The Study of the King, as well as the entire apartment of King Ferdinand IV in the Royal Palace of Caserta, has a markedly neoclassical imprint, as opposed to the exuberant rococo of the rooms of Queen Maria Carolina.
Carlo Vanvitelli, as mentioned, was also the designer of the Study of the King and, as in many other rooms, he also designed part of the furniture.
Initially the Study of the King had similar decorations to the previous rooms and, perhaps, the update towards the latest fashion of the time, the neoclassical one, probably took place on the advice of Hackert. Carlo Vanvitelli, who succeeded his father from 1773, was of the same idea as Hackert, and it is no coincidence that he designed rooms and furnishings according to transitional forms between rococo and neoclassical. In any case, the decorative turning point came when King Ferdinand ordered the furniture by Adam Weisweiller, and the whole room, as per Carlo Vanvitelli’s practice, was decorated to match the furnishings. The King’s Studio became well known throughout Europe for its beauty and preciousness.
Decorations and furnishings of the Study of the King
The fresco has a green background with monochrome griffins and grotesques, ribs with a Greek fret and a fake central “lace”. The decorations are in gold. It was probably the architect de Simone’s inspiration for the chromatic theme of the project of the Antechamber of the Barons called Hall of Mars.
The walls and the paintings
The walls and doors are in wood (the work of Antonio Ross), porphyry, green lacquer and gilded bronze. The profiles of the walls are by Nicola and Pietro Di Fiore, and Carlo Beccalli, while the bronze frame of Brunelli’s monochromes are most likely the work of François Rémond or Pierre Gouthiere.
The paintings on the walls are by Carlo Brunelli, while the paintings are by Jacob Philippe Hackert and represent:
- The harvest of S.Leucio;
- The ferry on the Sele;
- View of Persano;
- The English Garden;
- Mount Solaro in Capri with English palace;
- View of Cava dei Tirreni;
- View of Ischia.
Goethe, a friend of Hackert, in his “Italian Journey” recounts that the King personally followed the creation of these paintings
The furniture, a commode, two secretaires and the desk “are” the work of Adam Weisweiler, and were part of a large and very expensive consignment of furnishings that the King ordered from Daguerre and Lignereux. Then these furnishings were stolen…

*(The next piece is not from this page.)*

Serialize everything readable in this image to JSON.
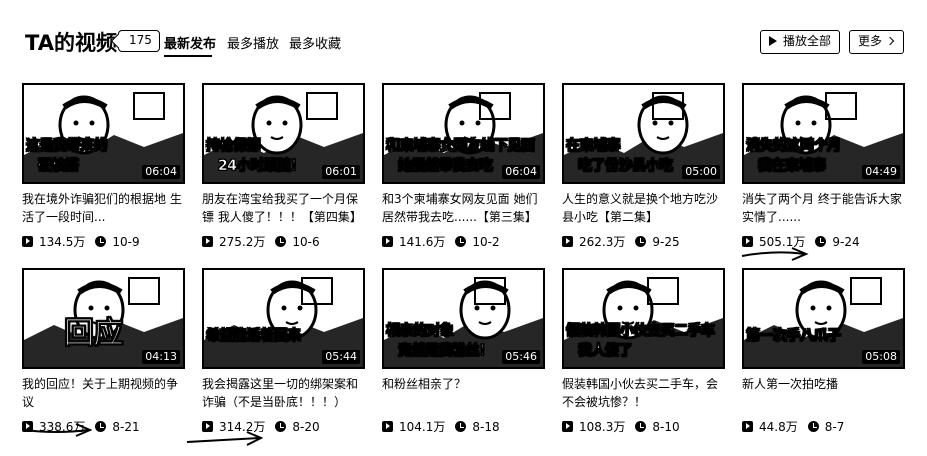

The sofa and part of the armchairs are the work of Georges Jacob then, out of necessity, other identical ones were made in Naples to add to it.
Carlo Vanvitelli, as mentioned, was also the designer of the Studio del Re and, as in many other rooms, he also designed part of the furniture. In this case, he designed the large mirror, the picture frames, the fake cameos and the monochromes. These drawings were then sent to Paris to have them made in high probability by François Rémond or Pierre Gouthiere through Daguerre and Lignereux, already suppliers of the furnishings. The profiles of the walls are by Nicola and Pietro Di Fiore, and Carlo Beccalli.